For students seeking more variety, there are several other food options within walking distance of campus. Night owls might be taken with the combined Taco Bell and Pizza Hut on South Floyd Street, near Cardinal Blvd., which keeps its drive thru open until 3 a.m. Sunday – Thursday and until 4 a.m. on Friday and Saturday. There is also a 24-hour Denny’s at the corner of Crittenden Drive and Eastern Parkway, which also provides free Wi-Fi internet access to its customers.

Another option is the Bearno’s Pizza on Fourth Street just next to Gray’s Bookstore, which offers a 15 percent discount to U of L students, as long as they can produce an ID, on all meals excluding the buffet.

The university is also currently reviewing the contract of its current food service provider, Chartwells Dining Service and proposals from different food service providers as well. According to Risk Management Director Sonny Altman, this review process will take one to two months and the university cannot reveal any new information until then. Chartwells director Melissa Pompa was unavailable for comment.

Spencer said the current review process is looking at different ways to revamp food service on campus. He thinks this process is a good way of challenging Chartwells to come up with new solutions.

“Other food service companies as well as Chartwells are being given the chance to come back to the table and put forward something different,” Spencer, a junior political science and communication major, said. “A new look at food services can only make things better.”

Resident civil engineering student Alex Frommeyer stressed the importance of resident students using their meal plans wisely.

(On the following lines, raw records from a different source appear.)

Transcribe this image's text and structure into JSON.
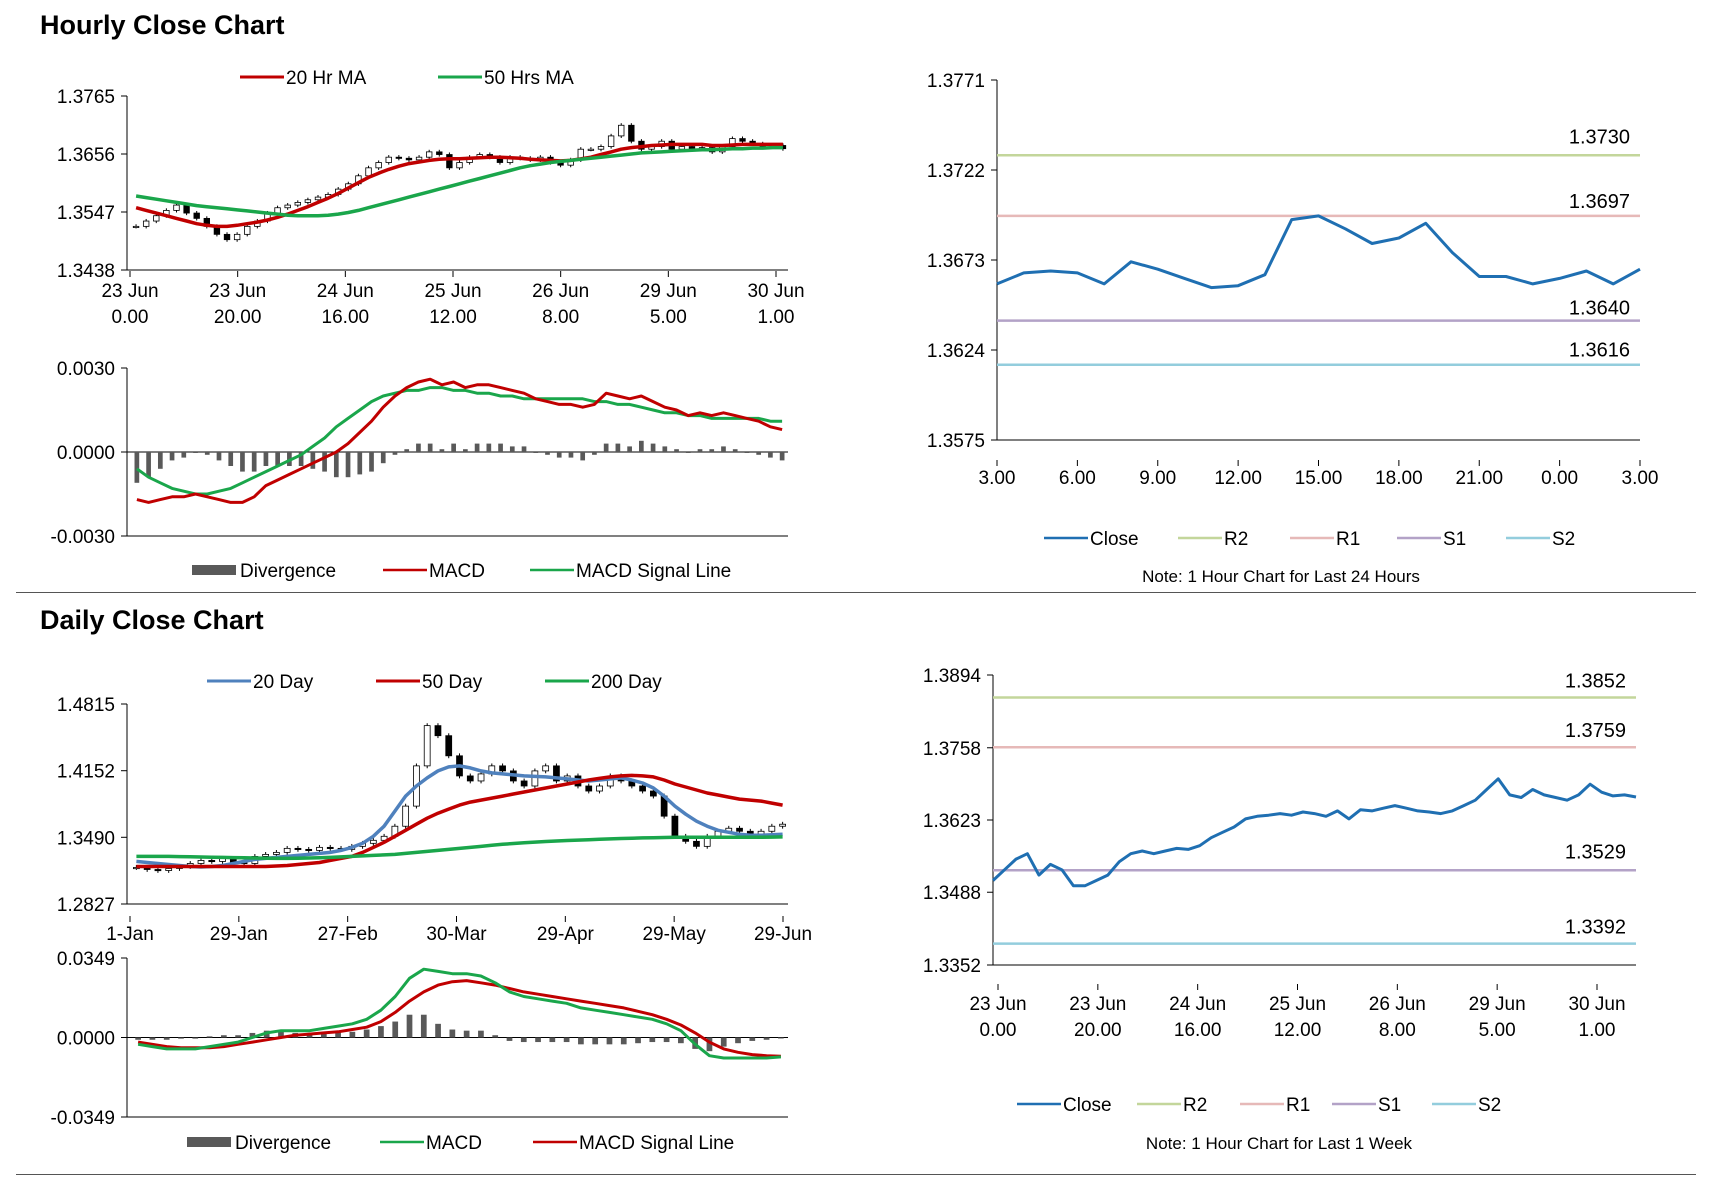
{
  "sections": {
    "hourly_title": "Hourly Close Chart",
    "daily_title": "Daily Close Chart"
  },
  "colors": {
    "red": "#c00000",
    "green": "#1aa64b",
    "blue": "#4f81bd",
    "close_blue": "#1f6fb2",
    "r2": "#c3d69b",
    "r1": "#e6b9b8",
    "s1": "#b3a2c7",
    "s2": "#93cddd",
    "hist": "#595959"
  },
  "chart_data": [
    {
      "id": "hourly_price",
      "type": "candlestick",
      "legend": [
        "20 Hr MA",
        "50 Hrs MA"
      ],
      "yticks": [
        "1.3765",
        "1.3656",
        "1.3547",
        "1.3438"
      ],
      "ylim": [
        1.3438,
        1.3765
      ],
      "xticks": [
        [
          "23 Jun",
          "0.00"
        ],
        [
          "23 Jun",
          "20.00"
        ],
        [
          "24 Jun",
          "16.00"
        ],
        [
          "25 Jun",
          "12.00"
        ],
        [
          "26 Jun",
          "8.00"
        ],
        [
          "29 Jun",
          "5.00"
        ],
        [
          "30 Jun",
          "1.00"
        ]
      ],
      "close": [
        1.352,
        1.353,
        1.354,
        1.355,
        1.356,
        1.3545,
        1.3535,
        1.352,
        1.3505,
        1.3495,
        1.3505,
        1.352,
        1.353,
        1.3545,
        1.3555,
        1.356,
        1.3565,
        1.357,
        1.3575,
        1.358,
        1.359,
        1.36,
        1.3615,
        1.363,
        1.364,
        1.365,
        1.3648,
        1.3645,
        1.365,
        1.366,
        1.3655,
        1.363,
        1.364,
        1.365,
        1.3655,
        1.365,
        1.364,
        1.365,
        1.3648,
        1.3645,
        1.365,
        1.364,
        1.3635,
        1.3645,
        1.3665,
        1.3665,
        1.367,
        1.369,
        1.371,
        1.368,
        1.3665,
        1.367,
        1.368,
        1.3665,
        1.367,
        1.3665,
        1.3668,
        1.366,
        1.367,
        1.3685,
        1.368,
        1.3675,
        1.367,
        1.3672,
        1.3666
      ],
      "ma20": [
        1.3555,
        1.355,
        1.3545,
        1.354,
        1.3535,
        1.353,
        1.3525,
        1.3522,
        1.352,
        1.352,
        1.3522,
        1.3525,
        1.3528,
        1.3532,
        1.3537,
        1.3543,
        1.355,
        1.3557,
        1.3565,
        1.3573,
        1.3582,
        1.3592,
        1.3602,
        1.3612,
        1.362,
        1.3627,
        1.3633,
        1.3638,
        1.3641,
        1.3644,
        1.3646,
        1.3647,
        1.3647,
        1.3648,
        1.3649,
        1.365,
        1.365,
        1.3649,
        1.3648,
        1.3646,
        1.3645,
        1.3644,
        1.3643,
        1.3644,
        1.3647,
        1.365,
        1.3655,
        1.366,
        1.3665,
        1.3668,
        1.367,
        1.3672,
        1.3673,
        1.3674,
        1.3674,
        1.3674,
        1.3674,
        1.3672,
        1.3672,
        1.3673,
        1.3674,
        1.3674,
        1.3674,
        1.3674,
        1.3674
      ],
      "ma50": [
        1.3577,
        1.3574,
        1.3571,
        1.3568,
        1.3565,
        1.3562,
        1.3559,
        1.3557,
        1.3555,
        1.3553,
        1.3551,
        1.3549,
        1.3547,
        1.3545,
        1.3543,
        1.3541,
        1.354,
        1.354,
        1.354,
        1.3541,
        1.3543,
        1.3546,
        1.355,
        1.3555,
        1.356,
        1.3565,
        1.357,
        1.3575,
        1.358,
        1.3585,
        1.359,
        1.3595,
        1.36,
        1.3605,
        1.361,
        1.3615,
        1.362,
        1.3625,
        1.363,
        1.3634,
        1.3637,
        1.364,
        1.3642,
        1.3644,
        1.3646,
        1.3648,
        1.365,
        1.3652,
        1.3654,
        1.3656,
        1.3658,
        1.3659,
        1.366,
        1.3661,
        1.3662,
        1.3663,
        1.3664,
        1.3664,
        1.3665,
        1.3666,
        1.3666,
        1.3667,
        1.3667,
        1.3668,
        1.3668
      ]
    },
    {
      "id": "hourly_macd",
      "type": "line_histogram",
      "legend": [
        "Divergence",
        "MACD",
        "MACD Signal Line"
      ],
      "yticks": [
        "0.0030",
        "0.0000",
        "-0.0030"
      ],
      "ylim": [
        -0.003,
        0.003
      ],
      "macd": [
        -0.0017,
        -0.0018,
        -0.0017,
        -0.0016,
        -0.0016,
        -0.0015,
        -0.0016,
        -0.0017,
        -0.0018,
        -0.0018,
        -0.0016,
        -0.0012,
        -0.001,
        -0.0008,
        -0.0006,
        -0.0004,
        -0.0002,
        0.0,
        0.0003,
        0.0007,
        0.0011,
        0.0016,
        0.002,
        0.0023,
        0.0025,
        0.0026,
        0.0024,
        0.0025,
        0.0023,
        0.0024,
        0.0024,
        0.0023,
        0.0022,
        0.0021,
        0.0019,
        0.0018,
        0.0017,
        0.0017,
        0.0016,
        0.0017,
        0.0021,
        0.002,
        0.0019,
        0.002,
        0.0018,
        0.0016,
        0.0015,
        0.0013,
        0.0014,
        0.0013,
        0.0014,
        0.0013,
        0.0012,
        0.0011,
        0.0009,
        0.0008
      ],
      "signal": [
        -0.0006,
        -0.0009,
        -0.0011,
        -0.0013,
        -0.0014,
        -0.0015,
        -0.0015,
        -0.0014,
        -0.0013,
        -0.0011,
        -0.0009,
        -0.0007,
        -0.0005,
        -0.0003,
        -0.0001,
        0.0002,
        0.0005,
        0.0009,
        0.0012,
        0.0015,
        0.0018,
        0.002,
        0.0021,
        0.0022,
        0.0022,
        0.0023,
        0.0023,
        0.0022,
        0.0022,
        0.0021,
        0.0021,
        0.002,
        0.002,
        0.0019,
        0.0019,
        0.0019,
        0.0019,
        0.0019,
        0.0019,
        0.0018,
        0.0018,
        0.0017,
        0.0017,
        0.0016,
        0.0015,
        0.0014,
        0.0014,
        0.0013,
        0.0013,
        0.0012,
        0.0012,
        0.0012,
        0.0012,
        0.0012,
        0.0011,
        0.0011
      ],
      "divergence": [
        -0.0011,
        -0.0009,
        -0.0006,
        -0.0003,
        -0.0002,
        0.0,
        -0.0001,
        -0.0003,
        -0.0005,
        -0.0007,
        -0.0007,
        -0.0005,
        -0.0005,
        -0.0005,
        -0.0005,
        -0.0006,
        -0.0007,
        -0.0009,
        -0.0009,
        -0.0008,
        -0.0007,
        -0.0004,
        -0.0001,
        0.0001,
        0.0003,
        0.0003,
        0.0001,
        0.0003,
        0.0001,
        0.0003,
        0.0003,
        0.0003,
        0.0002,
        0.0002,
        0.0,
        -0.0001,
        -0.0002,
        -0.0002,
        -0.0003,
        -0.0001,
        0.0003,
        0.0003,
        0.0002,
        0.0004,
        0.0003,
        0.0002,
        0.0001,
        0.0,
        0.0001,
        0.0001,
        0.0002,
        0.0001,
        0.0,
        -0.0001,
        -0.0002,
        -0.0003
      ]
    },
    {
      "id": "last24h_close",
      "type": "line",
      "legend": [
        "Close",
        "R2",
        "R1",
        "S1",
        "S2"
      ],
      "yticks": [
        "1.3771",
        "1.3722",
        "1.3673",
        "1.3624",
        "1.3575"
      ],
      "ylim": [
        1.3575,
        1.3771
      ],
      "xticks": [
        "3.00",
        "6.00",
        "9.00",
        "12.00",
        "15.00",
        "18.00",
        "21.00",
        "0.00",
        "3.00"
      ],
      "close": [
        1.366,
        1.3666,
        1.3667,
        1.3666,
        1.366,
        1.3672,
        1.3668,
        1.3663,
        1.3658,
        1.3659,
        1.3665,
        1.3695,
        1.3697,
        1.369,
        1.3682,
        1.3685,
        1.3693,
        1.3677,
        1.3664,
        1.3664,
        1.366,
        1.3663,
        1.3667,
        1.366,
        1.3668
      ],
      "levels": {
        "R2": 1.373,
        "R1": 1.3697,
        "S1": 1.364,
        "S2": 1.3616
      },
      "level_labels": [
        "1.3730",
        "1.3697",
        "1.3640",
        "1.3616"
      ],
      "note": "Note: 1 Hour Chart for Last 24 Hours"
    },
    {
      "id": "daily_price",
      "type": "candlestick",
      "legend": [
        "20 Day",
        "50 Day",
        "200 Day"
      ],
      "yticks": [
        "1.4815",
        "1.4152",
        "1.3490",
        "1.2827"
      ],
      "ylim": [
        1.2827,
        1.4815
      ],
      "xticks": [
        "1-Jan",
        "29-Jan",
        "27-Feb",
        "30-Mar",
        "29-Apr",
        "29-May",
        "29-Jun"
      ],
      "close": [
        1.319,
        1.317,
        1.316,
        1.318,
        1.32,
        1.323,
        1.326,
        1.325,
        1.328,
        1.324,
        1.323,
        1.33,
        1.332,
        1.334,
        1.338,
        1.337,
        1.336,
        1.339,
        1.338,
        1.337,
        1.34,
        1.343,
        1.346,
        1.35,
        1.36,
        1.38,
        1.42,
        1.46,
        1.45,
        1.43,
        1.41,
        1.405,
        1.412,
        1.42,
        1.415,
        1.405,
        1.4,
        1.415,
        1.42,
        1.405,
        1.41,
        1.4,
        1.395,
        1.4,
        1.41,
        1.405,
        1.4,
        1.395,
        1.39,
        1.37,
        1.35,
        1.345,
        1.34,
        1.35,
        1.355,
        1.358,
        1.355,
        1.352,
        1.355,
        1.36,
        1.362
      ],
      "ma20": [
        1.325,
        1.324,
        1.323,
        1.322,
        1.321,
        1.32,
        1.3195,
        1.32,
        1.321,
        1.323,
        1.325,
        1.327,
        1.328,
        1.329,
        1.33,
        1.331,
        1.332,
        1.333,
        1.334,
        1.336,
        1.339,
        1.343,
        1.35,
        1.36,
        1.375,
        1.39,
        1.4,
        1.408,
        1.415,
        1.419,
        1.42,
        1.418,
        1.415,
        1.413,
        1.412,
        1.411,
        1.41,
        1.4095,
        1.409,
        1.408,
        1.407,
        1.406,
        1.405,
        1.406,
        1.407,
        1.408,
        1.406,
        1.403,
        1.398,
        1.39,
        1.38,
        1.372,
        1.365,
        1.36,
        1.356,
        1.354,
        1.352,
        1.351,
        1.351,
        1.3515,
        1.352
      ],
      "ma50": [
        1.32,
        1.32,
        1.32,
        1.32,
        1.32,
        1.32,
        1.32,
        1.32,
        1.32,
        1.32,
        1.32,
        1.32,
        1.32,
        1.3205,
        1.321,
        1.322,
        1.323,
        1.324,
        1.326,
        1.328,
        1.33,
        1.334,
        1.339,
        1.344,
        1.35,
        1.356,
        1.362,
        1.368,
        1.373,
        1.377,
        1.381,
        1.384,
        1.386,
        1.388,
        1.39,
        1.392,
        1.394,
        1.396,
        1.398,
        1.4,
        1.402,
        1.404,
        1.406,
        1.4075,
        1.409,
        1.41,
        1.4105,
        1.41,
        1.409,
        1.406,
        1.402,
        1.399,
        1.396,
        1.393,
        1.391,
        1.389,
        1.387,
        1.386,
        1.385,
        1.383,
        1.381
      ],
      "ma200": [
        1.33,
        1.33,
        1.33,
        1.33,
        1.3298,
        1.3296,
        1.3294,
        1.3292,
        1.329,
        1.3288,
        1.3286,
        1.3284,
        1.3282,
        1.328,
        1.328,
        1.3282,
        1.3284,
        1.3286,
        1.329,
        1.3295,
        1.33,
        1.3305,
        1.331,
        1.3315,
        1.332,
        1.333,
        1.334,
        1.335,
        1.336,
        1.337,
        1.338,
        1.339,
        1.34,
        1.341,
        1.342,
        1.3428,
        1.3435,
        1.3442,
        1.3448,
        1.3453,
        1.3458,
        1.3462,
        1.3466,
        1.347,
        1.3474,
        1.3478,
        1.3481,
        1.3484,
        1.3486,
        1.3488,
        1.349,
        1.349,
        1.349,
        1.349,
        1.349,
        1.349,
        1.349,
        1.349,
        1.349,
        1.3492,
        1.3494
      ]
    },
    {
      "id": "daily_macd",
      "type": "line_histogram",
      "legend": [
        "Divergence",
        "MACD",
        "MACD Signal Line"
      ],
      "yticks": [
        "0.0349",
        "0.0000",
        "-0.0349"
      ],
      "ylim": [
        -0.0349,
        0.0349
      ],
      "macd": [
        -0.003,
        -0.004,
        -0.005,
        -0.005,
        -0.005,
        -0.004,
        -0.003,
        -0.002,
        0.0,
        0.002,
        0.003,
        0.003,
        0.003,
        0.004,
        0.005,
        0.006,
        0.008,
        0.012,
        0.018,
        0.026,
        0.03,
        0.029,
        0.028,
        0.028,
        0.027,
        0.024,
        0.02,
        0.018,
        0.017,
        0.016,
        0.015,
        0.013,
        0.012,
        0.011,
        0.01,
        0.009,
        0.008,
        0.006,
        0.003,
        -0.003,
        -0.008,
        -0.009,
        -0.009,
        -0.009,
        -0.009,
        -0.0085
      ],
      "signal": [
        -0.002,
        -0.003,
        -0.004,
        -0.0045,
        -0.0045,
        -0.0045,
        -0.004,
        -0.003,
        -0.002,
        -0.001,
        0.0,
        0.001,
        0.0015,
        0.002,
        0.0025,
        0.0035,
        0.0045,
        0.007,
        0.011,
        0.016,
        0.02,
        0.023,
        0.0245,
        0.025,
        0.024,
        0.023,
        0.0215,
        0.02,
        0.019,
        0.018,
        0.017,
        0.016,
        0.015,
        0.014,
        0.013,
        0.0115,
        0.01,
        0.008,
        0.0055,
        0.002,
        -0.002,
        -0.005,
        -0.0065,
        -0.0075,
        -0.008,
        -0.0082
      ],
      "divergence": [
        -0.001,
        -0.001,
        -0.001,
        -0.0005,
        -0.0005,
        0.0005,
        0.001,
        0.001,
        0.002,
        0.003,
        0.003,
        0.002,
        0.0015,
        0.002,
        0.0025,
        0.0025,
        0.0035,
        0.005,
        0.007,
        0.01,
        0.01,
        0.006,
        0.0035,
        0.003,
        0.003,
        0.001,
        -0.0015,
        -0.002,
        -0.002,
        -0.002,
        -0.002,
        -0.003,
        -0.003,
        -0.003,
        -0.003,
        -0.0025,
        -0.002,
        -0.002,
        -0.0025,
        -0.005,
        -0.006,
        -0.004,
        -0.0025,
        -0.0015,
        -0.001,
        -0.0003
      ]
    },
    {
      "id": "week_close",
      "type": "line",
      "legend": [
        "Close",
        "R2",
        "R1",
        "S1",
        "S2"
      ],
      "yticks": [
        "1.3894",
        "1.3758",
        "1.3623",
        "1.3488",
        "1.3352"
      ],
      "ylim": [
        1.3352,
        1.3894
      ],
      "xticks": [
        [
          "23 Jun",
          "0.00"
        ],
        [
          "23 Jun",
          "20.00"
        ],
        [
          "24 Jun",
          "16.00"
        ],
        [
          "25 Jun",
          "12.00"
        ],
        [
          "26 Jun",
          "8.00"
        ],
        [
          "29 Jun",
          "5.00"
        ],
        [
          "30 Jun",
          "1.00"
        ]
      ],
      "close": [
        1.351,
        1.353,
        1.355,
        1.356,
        1.352,
        1.354,
        1.353,
        1.35,
        1.35,
        1.351,
        1.352,
        1.3545,
        1.356,
        1.3565,
        1.356,
        1.3565,
        1.357,
        1.3568,
        1.3575,
        1.359,
        1.36,
        1.361,
        1.3625,
        1.363,
        1.3632,
        1.3635,
        1.3632,
        1.3638,
        1.3635,
        1.363,
        1.364,
        1.3625,
        1.3642,
        1.364,
        1.3645,
        1.365,
        1.3645,
        1.364,
        1.3638,
        1.3635,
        1.364,
        1.365,
        1.366,
        1.368,
        1.37,
        1.367,
        1.3665,
        1.368,
        1.367,
        1.3665,
        1.366,
        1.367,
        1.369,
        1.3675,
        1.3668,
        1.367,
        1.3666
      ],
      "levels": {
        "R2": 1.3852,
        "R1": 1.3759,
        "S1": 1.3529,
        "S2": 1.3392
      },
      "level_labels": [
        "1.3852",
        "1.3759",
        "1.3529",
        "1.3392"
      ],
      "note": "Note: 1 Hour Chart for  Last 1 Week"
    }
  ]
}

“I would tell an incoming student to spend wisely so as to have a surplus rather than too little on their card at the end of every semester,” Frommeyer said.

On this end, some incoming residents may be confused as to how their meal plans work. According to Housing Director Shannon Staten, a meal plan is required for all residents not living in University Tower Apartments or Bettie Johnson Hall, where they have kitchen facilities. The cost of the plan is $995 for a first year freshmen and $560 for a returning student.

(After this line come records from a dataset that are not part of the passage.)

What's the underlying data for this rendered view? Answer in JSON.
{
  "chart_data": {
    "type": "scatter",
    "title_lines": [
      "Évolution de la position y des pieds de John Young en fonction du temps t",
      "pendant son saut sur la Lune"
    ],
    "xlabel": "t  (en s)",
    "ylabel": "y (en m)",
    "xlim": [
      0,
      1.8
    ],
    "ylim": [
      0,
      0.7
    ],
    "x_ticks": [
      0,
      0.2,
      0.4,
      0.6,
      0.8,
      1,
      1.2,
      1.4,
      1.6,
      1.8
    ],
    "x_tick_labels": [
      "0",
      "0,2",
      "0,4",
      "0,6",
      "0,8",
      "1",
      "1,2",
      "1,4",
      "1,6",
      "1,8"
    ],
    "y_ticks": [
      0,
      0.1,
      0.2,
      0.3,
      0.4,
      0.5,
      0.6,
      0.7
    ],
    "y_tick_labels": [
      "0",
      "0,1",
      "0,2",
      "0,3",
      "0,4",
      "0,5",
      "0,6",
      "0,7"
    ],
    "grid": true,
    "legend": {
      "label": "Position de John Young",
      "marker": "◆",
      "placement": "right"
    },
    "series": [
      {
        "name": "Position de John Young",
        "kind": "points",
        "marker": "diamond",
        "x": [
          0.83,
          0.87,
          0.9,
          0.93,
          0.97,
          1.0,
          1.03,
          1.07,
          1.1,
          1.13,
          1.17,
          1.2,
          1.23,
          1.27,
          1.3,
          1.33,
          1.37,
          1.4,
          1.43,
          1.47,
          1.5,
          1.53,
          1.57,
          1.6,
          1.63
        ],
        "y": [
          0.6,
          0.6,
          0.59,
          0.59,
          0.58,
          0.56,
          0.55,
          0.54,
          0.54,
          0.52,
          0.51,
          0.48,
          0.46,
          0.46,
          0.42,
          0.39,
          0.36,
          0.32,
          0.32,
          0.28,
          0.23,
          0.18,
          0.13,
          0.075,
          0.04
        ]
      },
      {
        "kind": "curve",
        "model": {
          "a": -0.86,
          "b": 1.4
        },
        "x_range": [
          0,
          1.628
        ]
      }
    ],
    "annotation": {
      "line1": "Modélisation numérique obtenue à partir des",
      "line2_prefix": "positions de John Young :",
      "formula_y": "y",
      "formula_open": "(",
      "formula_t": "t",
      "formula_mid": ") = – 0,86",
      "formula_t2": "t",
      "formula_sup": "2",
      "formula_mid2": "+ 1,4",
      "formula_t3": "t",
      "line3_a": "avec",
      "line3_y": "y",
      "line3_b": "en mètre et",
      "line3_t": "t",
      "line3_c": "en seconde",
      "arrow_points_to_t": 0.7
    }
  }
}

Staten said a student will spend this money over the course of the semester and any money left at the end will be rolled over into the next semester. The meal plan can be used at any of the food facilities on campus.

The current rates have been raised from what was in place two years ago. Staten said this hike was made in order to accommodate the requests of students.

“Students had been requesting for quite some time to have longer hours in many of the food venues,” Staten said. “By increasing the rate, we were able to staff the areas for longer hours to meet that need.”